The ability of using cycle area to detect defects within an atomic column was tested using bismuth (Bi) doped silicon (Si) (Fig. 5d). This material was used because the Z-squared difference between Bi and Si makes identifying the Bi locations straightforward as an independent comparison. The ability of cycle size to identify Bi within an atomic column was found to be worse than the reference of Z-squared intensity. Using cycle size, it was only possible to identify the approximate location of roughly 80% of the Bi dopants (Fig. 5e, f). In areas with more than one Bi dopant in close proximity, it is difficult to identify the number and exact location of the dopant. However, for isolated Bi, it is much easier. The 80% identification rate is due to the depth of the defects in the material, as intensity can help identify defects at a greater depth than using the distortion in the local structure on which cycle area identification relies. This result is in line with previous works that have used distortions in the local lattice to identify defects [10, 11].

2D materials

For 2D materials, we have selected rhenium-doped MoS2 (Fig. 6a). This material was chosen due to the nature of defects available, namely rhenium (Re) dopants at molybdenum (Mo) sites along with single and double sulfur (S) vacancies. We filtered this image and found all the atomic columns using the procedure described in the Methods sections. Using the centers of the atomic columns, the cycles are found for each atomic column more than 2.5 times the average nearest neighbor distance from the edge. The number of points in each cycle are analyzed and the defects are subsequently categorized (Fig. 6b). Using the number of points in the cycle, all of the missing S columns were detected and categorized into single missing columns, two adjacent missing columns, and three adjacent missing columns. In MoS2, a fully missing S column is a divacancy.
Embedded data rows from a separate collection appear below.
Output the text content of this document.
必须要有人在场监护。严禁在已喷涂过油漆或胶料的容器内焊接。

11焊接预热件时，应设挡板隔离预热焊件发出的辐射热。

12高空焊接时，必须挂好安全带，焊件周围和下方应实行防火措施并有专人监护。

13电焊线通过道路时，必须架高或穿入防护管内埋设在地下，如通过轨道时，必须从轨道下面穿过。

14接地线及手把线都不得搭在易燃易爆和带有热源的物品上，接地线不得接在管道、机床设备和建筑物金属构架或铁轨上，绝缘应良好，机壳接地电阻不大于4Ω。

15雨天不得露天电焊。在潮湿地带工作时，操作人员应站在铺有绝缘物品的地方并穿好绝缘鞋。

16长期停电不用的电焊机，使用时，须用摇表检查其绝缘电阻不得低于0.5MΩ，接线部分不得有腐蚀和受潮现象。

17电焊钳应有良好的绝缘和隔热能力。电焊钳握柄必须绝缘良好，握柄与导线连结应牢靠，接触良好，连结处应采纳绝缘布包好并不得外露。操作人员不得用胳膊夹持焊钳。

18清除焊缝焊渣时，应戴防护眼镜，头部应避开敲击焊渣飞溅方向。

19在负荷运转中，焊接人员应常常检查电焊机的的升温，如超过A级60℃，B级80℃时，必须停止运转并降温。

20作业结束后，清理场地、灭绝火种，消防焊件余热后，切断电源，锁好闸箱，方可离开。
To find the single S vacancies, the areas of the cycles were used (Fig. 6c). Sulfur vacancies cause a noticeable decrease in the area of cycles. No method was found to identify the Re dopants using cycles because the frequent occurence of S vacancies near the Re makes the use of cycle area unreliable. The presence of S vacancies near Re dopants may be explained by the differing electronic properties of these defects in MoS2. Rhenium dopant atoms are shallow donor defects [27, 28] whereas sulfur vacancies are deep acceptor defects [29, 30]. Therefore, the S vacancies act as electron traps which can compensate for the excess electrons introduced by the Re dopant atoms. The electron transfer leads to an energy gain, making pairing the two defects energetically favorable.

Fig. 6
figure 6

a STEM image of Re-doped MoS2. b Atomic columns identified to be near a defect using number of points in the cycles. c Area of the cycles where smaller areas are due to sulfur vacancies

Conclusions

We described a method to detect structural defects in materials based on the concept of cycles from graph theory. We tested the method on STEM data for both thin and thick diperiodic materials (i.e., 2D and 3D or bulk-like materials, respectively). The method is best suited to finding defects in 2D materials, but it can supply useful information about the presence of defects in thicker materials as well. In 2D materials, we demonstrated the ability of the method to distinguish a number of common defects, including interstitials and vacancies. In practice, the present method provides a relatively fast, non-preconditioned approach to identify and classify defects in atomic-scale images, which can augment existing methods in an ensemble approach.